Selon l’archéologue soviétique M.I. Artamonov : «Jusqu’au IXe siècle la suprématie khazare fut sans rivale dans les régions au nord de la mer Noire, dans la steppe avoisinante et dans les zones forestières du Dniepr. Les Khazars furent les souverains de la moitié sud de l’Europe orientale pendant un siècle et demi, et constituèrent un rempart redoutable sur la trouée ouralo-caspienne, lieu de passage de l’Asie vers l’Europe. Durant toute cette période ils arrêtèrent l’assaut des tribus nomades de l’Orient». Une vue cavalière de l’histoire des grands empires nomades montrerait que le royaume khazare occupe, pour la durée, l’étendue et le degré de civilisation, une position intermédiaire entre les empires hun et, avare qui l’ont précédé, et l’empire mongol qui l’a suivi. Mais quel était ce peuple aussi remarquable par sa puissance et ses exploits que par sa conversion à une religion de
parias ? Les descriptions que nous en avons proviennent de sources généralement hostiles, on ne saurait les prendre pour argent comptant. «Quant aux Khazars, écrit un chroniqueur arabe, ils sont au nord des terres habitées près du septième climat, ayant au-dessus d’eux la constellation de la Charrue. Leur territoire est froid et humide. En conséquence ils ont le teint blanc, les yeux bleus, de longs cheveux flottants et généralement roux, une haute stature et un tempérament froid. En gros ils sont d’aspect sauvage». Au bout de cent ans de guerres, évidemment, cet écrivain arabe n’avait guère de sympathie pour les Khazars. Pas plus que les scribes arméniens et géorgiens, dont les pays de vieille civilisation avaient été maintes fois dévastés par ces terribles cavaliers.
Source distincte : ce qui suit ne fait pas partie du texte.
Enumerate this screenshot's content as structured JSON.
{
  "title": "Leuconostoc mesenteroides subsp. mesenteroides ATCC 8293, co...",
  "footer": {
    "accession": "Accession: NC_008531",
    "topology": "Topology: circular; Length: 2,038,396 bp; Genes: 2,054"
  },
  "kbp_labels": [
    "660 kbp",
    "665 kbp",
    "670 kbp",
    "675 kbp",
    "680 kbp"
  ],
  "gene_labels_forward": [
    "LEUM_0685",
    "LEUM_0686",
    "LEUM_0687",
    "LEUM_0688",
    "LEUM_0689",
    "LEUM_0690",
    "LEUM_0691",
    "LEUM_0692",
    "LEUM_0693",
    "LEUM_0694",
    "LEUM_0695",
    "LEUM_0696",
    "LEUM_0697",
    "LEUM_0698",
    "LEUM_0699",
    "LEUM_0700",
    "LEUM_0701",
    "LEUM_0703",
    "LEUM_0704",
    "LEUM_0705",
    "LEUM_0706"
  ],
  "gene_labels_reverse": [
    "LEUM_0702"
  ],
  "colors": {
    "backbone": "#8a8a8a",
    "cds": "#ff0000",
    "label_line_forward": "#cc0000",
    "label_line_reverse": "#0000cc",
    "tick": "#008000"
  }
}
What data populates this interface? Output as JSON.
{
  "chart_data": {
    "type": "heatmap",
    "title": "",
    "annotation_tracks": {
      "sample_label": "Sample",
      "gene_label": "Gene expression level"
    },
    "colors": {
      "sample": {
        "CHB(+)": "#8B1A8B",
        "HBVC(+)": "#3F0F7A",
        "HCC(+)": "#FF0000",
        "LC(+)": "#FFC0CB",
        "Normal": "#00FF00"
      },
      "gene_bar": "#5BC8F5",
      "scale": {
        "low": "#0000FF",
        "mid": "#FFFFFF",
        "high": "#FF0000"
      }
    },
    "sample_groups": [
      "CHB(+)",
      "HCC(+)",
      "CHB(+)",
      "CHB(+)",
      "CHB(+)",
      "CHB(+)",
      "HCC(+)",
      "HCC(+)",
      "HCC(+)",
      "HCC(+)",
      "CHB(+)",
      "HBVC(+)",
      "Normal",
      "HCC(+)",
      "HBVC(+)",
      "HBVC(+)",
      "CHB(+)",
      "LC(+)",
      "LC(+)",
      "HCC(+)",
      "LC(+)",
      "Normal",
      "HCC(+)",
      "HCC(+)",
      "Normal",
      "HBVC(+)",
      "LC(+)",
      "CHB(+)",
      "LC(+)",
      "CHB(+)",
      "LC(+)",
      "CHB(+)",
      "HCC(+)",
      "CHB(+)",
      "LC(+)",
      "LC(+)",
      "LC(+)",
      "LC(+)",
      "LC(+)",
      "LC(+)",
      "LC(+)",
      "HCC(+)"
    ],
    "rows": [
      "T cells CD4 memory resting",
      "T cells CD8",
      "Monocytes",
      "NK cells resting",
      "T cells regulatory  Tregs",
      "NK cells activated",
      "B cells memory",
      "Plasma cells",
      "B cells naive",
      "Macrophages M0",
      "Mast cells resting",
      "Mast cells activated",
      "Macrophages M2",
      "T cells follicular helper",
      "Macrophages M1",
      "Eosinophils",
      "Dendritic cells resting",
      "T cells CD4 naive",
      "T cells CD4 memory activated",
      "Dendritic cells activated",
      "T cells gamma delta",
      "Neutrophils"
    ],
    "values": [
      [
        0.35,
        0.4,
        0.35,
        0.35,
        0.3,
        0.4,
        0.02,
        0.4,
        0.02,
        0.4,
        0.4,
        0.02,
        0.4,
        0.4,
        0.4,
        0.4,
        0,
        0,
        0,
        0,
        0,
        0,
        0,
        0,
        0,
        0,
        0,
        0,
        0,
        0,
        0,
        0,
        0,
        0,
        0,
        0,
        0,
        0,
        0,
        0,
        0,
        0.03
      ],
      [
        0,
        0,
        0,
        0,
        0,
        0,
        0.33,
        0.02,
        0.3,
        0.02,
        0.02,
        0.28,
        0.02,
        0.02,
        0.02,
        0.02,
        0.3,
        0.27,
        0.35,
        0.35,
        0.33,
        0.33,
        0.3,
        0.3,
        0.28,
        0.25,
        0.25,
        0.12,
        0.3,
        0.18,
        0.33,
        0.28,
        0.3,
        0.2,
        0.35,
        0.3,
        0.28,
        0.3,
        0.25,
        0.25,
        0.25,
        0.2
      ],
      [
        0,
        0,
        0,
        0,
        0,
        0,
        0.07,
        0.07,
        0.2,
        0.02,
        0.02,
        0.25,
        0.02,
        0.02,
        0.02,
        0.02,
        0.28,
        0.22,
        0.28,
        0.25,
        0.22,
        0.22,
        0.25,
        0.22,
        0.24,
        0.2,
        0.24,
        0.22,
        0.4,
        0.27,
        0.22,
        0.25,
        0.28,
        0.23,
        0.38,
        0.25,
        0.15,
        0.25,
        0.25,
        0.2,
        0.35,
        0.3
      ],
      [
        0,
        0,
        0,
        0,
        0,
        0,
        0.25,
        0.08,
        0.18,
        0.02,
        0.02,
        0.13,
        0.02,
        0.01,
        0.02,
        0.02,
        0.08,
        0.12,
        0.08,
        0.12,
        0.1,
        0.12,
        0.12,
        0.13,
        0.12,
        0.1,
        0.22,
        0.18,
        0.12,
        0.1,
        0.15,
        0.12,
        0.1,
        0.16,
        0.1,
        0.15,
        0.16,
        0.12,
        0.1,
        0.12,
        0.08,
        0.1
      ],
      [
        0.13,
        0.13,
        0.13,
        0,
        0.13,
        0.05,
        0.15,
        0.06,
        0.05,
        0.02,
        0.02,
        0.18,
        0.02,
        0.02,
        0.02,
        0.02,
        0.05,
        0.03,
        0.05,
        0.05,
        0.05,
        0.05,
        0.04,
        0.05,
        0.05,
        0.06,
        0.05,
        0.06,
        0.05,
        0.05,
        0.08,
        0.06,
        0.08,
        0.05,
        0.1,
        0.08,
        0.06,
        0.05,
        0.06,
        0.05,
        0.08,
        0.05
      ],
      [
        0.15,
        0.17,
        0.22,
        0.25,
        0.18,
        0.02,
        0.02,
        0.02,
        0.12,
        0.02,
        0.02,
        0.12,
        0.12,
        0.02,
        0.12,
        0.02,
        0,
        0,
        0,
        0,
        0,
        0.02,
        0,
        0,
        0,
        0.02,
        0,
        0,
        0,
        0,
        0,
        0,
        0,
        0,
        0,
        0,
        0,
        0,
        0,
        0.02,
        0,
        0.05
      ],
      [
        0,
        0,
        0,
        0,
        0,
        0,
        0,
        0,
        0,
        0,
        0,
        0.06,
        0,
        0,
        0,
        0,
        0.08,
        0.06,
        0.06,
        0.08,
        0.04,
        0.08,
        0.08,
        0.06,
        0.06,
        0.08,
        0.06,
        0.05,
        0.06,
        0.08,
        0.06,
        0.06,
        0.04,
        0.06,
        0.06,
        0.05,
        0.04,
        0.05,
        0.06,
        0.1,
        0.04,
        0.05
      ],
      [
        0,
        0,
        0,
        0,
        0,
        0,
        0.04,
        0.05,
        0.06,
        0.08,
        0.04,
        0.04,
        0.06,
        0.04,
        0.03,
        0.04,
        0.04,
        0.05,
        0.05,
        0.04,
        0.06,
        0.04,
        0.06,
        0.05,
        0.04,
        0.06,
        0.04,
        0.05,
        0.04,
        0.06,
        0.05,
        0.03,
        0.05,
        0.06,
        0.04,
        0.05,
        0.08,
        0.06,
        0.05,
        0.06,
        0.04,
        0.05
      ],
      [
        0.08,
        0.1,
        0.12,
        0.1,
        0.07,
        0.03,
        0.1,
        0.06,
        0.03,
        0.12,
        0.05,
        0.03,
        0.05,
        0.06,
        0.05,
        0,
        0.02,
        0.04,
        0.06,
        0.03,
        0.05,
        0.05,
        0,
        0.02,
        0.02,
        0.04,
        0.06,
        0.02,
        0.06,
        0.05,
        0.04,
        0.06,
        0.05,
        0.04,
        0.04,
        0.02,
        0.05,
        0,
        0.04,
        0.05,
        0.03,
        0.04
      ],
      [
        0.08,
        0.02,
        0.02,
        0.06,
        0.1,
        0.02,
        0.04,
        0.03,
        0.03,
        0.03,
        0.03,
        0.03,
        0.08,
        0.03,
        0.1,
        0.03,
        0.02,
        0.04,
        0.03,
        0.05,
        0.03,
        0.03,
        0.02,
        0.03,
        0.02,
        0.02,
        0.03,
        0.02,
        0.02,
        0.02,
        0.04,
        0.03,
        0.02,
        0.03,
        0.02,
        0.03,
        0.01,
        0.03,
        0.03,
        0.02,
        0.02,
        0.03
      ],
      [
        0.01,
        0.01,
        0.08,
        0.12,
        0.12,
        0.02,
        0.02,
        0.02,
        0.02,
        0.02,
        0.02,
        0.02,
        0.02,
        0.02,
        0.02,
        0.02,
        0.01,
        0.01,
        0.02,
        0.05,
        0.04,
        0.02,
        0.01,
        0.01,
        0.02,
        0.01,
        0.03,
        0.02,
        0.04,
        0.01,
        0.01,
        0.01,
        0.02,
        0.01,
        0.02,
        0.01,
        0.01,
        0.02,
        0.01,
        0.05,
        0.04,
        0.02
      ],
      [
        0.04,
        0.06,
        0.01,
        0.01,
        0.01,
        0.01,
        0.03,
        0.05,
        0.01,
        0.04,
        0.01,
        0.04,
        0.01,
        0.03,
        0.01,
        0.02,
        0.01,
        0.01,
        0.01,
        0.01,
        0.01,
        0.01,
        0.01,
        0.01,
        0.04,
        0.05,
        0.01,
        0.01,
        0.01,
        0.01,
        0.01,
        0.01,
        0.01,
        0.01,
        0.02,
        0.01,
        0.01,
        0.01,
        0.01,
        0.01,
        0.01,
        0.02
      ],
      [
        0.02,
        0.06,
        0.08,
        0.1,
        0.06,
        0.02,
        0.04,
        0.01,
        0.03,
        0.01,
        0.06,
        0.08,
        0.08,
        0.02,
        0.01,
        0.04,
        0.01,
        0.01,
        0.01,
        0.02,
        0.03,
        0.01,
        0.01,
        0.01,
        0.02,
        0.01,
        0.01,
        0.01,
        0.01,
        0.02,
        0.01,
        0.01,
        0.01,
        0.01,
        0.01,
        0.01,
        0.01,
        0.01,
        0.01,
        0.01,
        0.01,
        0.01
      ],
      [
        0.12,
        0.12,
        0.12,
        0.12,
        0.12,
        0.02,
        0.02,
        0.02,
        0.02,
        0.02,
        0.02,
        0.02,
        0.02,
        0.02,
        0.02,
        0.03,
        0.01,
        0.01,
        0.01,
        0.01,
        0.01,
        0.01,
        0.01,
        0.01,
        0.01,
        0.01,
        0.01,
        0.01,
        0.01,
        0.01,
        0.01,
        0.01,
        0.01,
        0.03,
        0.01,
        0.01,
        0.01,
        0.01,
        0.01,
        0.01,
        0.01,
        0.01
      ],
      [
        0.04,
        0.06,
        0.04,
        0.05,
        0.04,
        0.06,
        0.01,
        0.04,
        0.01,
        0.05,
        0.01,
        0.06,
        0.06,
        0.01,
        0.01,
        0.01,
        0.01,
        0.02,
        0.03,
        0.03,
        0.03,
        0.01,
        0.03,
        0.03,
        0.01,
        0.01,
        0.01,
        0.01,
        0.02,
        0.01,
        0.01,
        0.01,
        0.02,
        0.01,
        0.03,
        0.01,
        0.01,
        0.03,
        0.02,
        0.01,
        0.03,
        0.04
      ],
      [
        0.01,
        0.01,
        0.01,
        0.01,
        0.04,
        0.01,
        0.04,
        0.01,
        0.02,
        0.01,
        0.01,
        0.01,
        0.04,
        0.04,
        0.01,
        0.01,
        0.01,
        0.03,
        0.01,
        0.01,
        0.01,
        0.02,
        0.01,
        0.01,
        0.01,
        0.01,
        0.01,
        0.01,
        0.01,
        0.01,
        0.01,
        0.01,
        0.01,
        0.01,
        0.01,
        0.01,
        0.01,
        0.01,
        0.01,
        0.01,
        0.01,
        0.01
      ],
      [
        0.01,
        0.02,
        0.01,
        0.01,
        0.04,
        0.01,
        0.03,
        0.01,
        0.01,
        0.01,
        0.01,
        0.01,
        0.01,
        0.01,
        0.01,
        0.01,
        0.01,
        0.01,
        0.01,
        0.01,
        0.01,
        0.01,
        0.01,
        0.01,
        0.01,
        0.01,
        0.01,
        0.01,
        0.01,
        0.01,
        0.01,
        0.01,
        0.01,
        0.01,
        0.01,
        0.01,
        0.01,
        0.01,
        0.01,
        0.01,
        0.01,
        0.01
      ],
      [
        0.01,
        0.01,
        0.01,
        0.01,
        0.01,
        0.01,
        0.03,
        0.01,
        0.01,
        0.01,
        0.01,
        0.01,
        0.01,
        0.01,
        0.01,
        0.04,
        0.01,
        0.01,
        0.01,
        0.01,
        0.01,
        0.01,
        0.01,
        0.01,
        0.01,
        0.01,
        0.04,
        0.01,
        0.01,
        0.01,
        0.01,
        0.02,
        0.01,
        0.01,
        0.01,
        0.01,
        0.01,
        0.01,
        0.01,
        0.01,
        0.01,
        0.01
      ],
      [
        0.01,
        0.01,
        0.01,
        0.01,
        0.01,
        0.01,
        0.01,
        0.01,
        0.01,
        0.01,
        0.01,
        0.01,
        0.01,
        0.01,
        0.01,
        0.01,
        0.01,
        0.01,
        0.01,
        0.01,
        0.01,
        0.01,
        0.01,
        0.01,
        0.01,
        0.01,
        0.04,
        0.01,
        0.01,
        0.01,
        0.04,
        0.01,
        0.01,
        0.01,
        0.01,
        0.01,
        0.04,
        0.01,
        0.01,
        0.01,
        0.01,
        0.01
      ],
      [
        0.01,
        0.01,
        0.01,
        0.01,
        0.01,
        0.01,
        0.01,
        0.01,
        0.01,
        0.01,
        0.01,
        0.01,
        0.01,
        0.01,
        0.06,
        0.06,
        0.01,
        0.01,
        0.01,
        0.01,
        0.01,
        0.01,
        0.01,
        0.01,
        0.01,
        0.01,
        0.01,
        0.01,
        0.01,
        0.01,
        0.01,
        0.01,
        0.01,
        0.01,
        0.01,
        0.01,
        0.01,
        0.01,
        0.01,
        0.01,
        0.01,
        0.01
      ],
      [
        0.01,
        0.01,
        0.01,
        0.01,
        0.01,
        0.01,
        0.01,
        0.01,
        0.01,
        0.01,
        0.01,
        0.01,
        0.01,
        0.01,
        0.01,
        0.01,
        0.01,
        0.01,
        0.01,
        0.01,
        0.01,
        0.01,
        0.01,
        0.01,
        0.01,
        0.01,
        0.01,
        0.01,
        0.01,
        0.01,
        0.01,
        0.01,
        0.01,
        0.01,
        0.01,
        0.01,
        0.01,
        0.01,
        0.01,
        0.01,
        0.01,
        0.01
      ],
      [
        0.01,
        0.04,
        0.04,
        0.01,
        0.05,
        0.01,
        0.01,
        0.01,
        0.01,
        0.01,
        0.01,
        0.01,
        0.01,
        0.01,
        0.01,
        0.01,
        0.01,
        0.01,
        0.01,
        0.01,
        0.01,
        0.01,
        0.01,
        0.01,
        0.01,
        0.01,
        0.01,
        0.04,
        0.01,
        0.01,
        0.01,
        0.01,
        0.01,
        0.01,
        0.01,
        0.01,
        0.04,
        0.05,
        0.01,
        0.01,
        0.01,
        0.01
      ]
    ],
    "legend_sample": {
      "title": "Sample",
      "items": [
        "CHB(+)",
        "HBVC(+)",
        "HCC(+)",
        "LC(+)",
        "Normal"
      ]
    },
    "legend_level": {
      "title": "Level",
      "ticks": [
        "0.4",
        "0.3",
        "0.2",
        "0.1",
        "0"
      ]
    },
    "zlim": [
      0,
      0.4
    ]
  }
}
Une chronique géorgienne, s’inspirant d’une ancienne tradition, les assimile aux hordes de Gog et Magog: «Sauvages hideux aux façons de bêtes brutes, buveurs de sang». Un écrivain arménien parle de «la multitude horrible des Khazars avec leurs larges faces insolentes, sans cils, et leurs cheveux longs qui retombent comme ceux des femmes». Et enfin le géographe Istakhri, l’une de nos principales sources arabes, semble apporter des précisions: «Les Khazars ne ressemblent pas aux Turcs. Ils ont les cheveux noirs et sont de deux sortes : les noirs (Kara-Khazars) qui ont le teint basané ou très sombre comme certains Indiens, et les blancs (Ak-Khazars) qui sont d’une beauté frappante». En réalité cette description plus flatteuse nous enfonce dans la confusion. Car chez les peuplades turques la était, de se diviser en deux clans, le clan d’en haut, appelé «blanc», le clan d’en bas, appelé «noir». Il n’y a donc aucune raison de penser que les «Bulgares blancs» étaient plus blancs que les «Bulgares noirs», ni que les «Huns blancs», ou Hephtalites, qui envahirent l’Inde et la Perse aux VIe et VIIe siècles avaient la peau plus claire que les Huns qui envahirent l’Europe. La couleur des Khazars d’Istakhri – comme nombre de renseignements rapportés dans ses écrits et dans ceux de ses confrères – ne vient que des légendes et des on-dit ; et nous n’en savons pas plus sur l’aspect physique des Kha-zars, ni sur leur origine ethnique.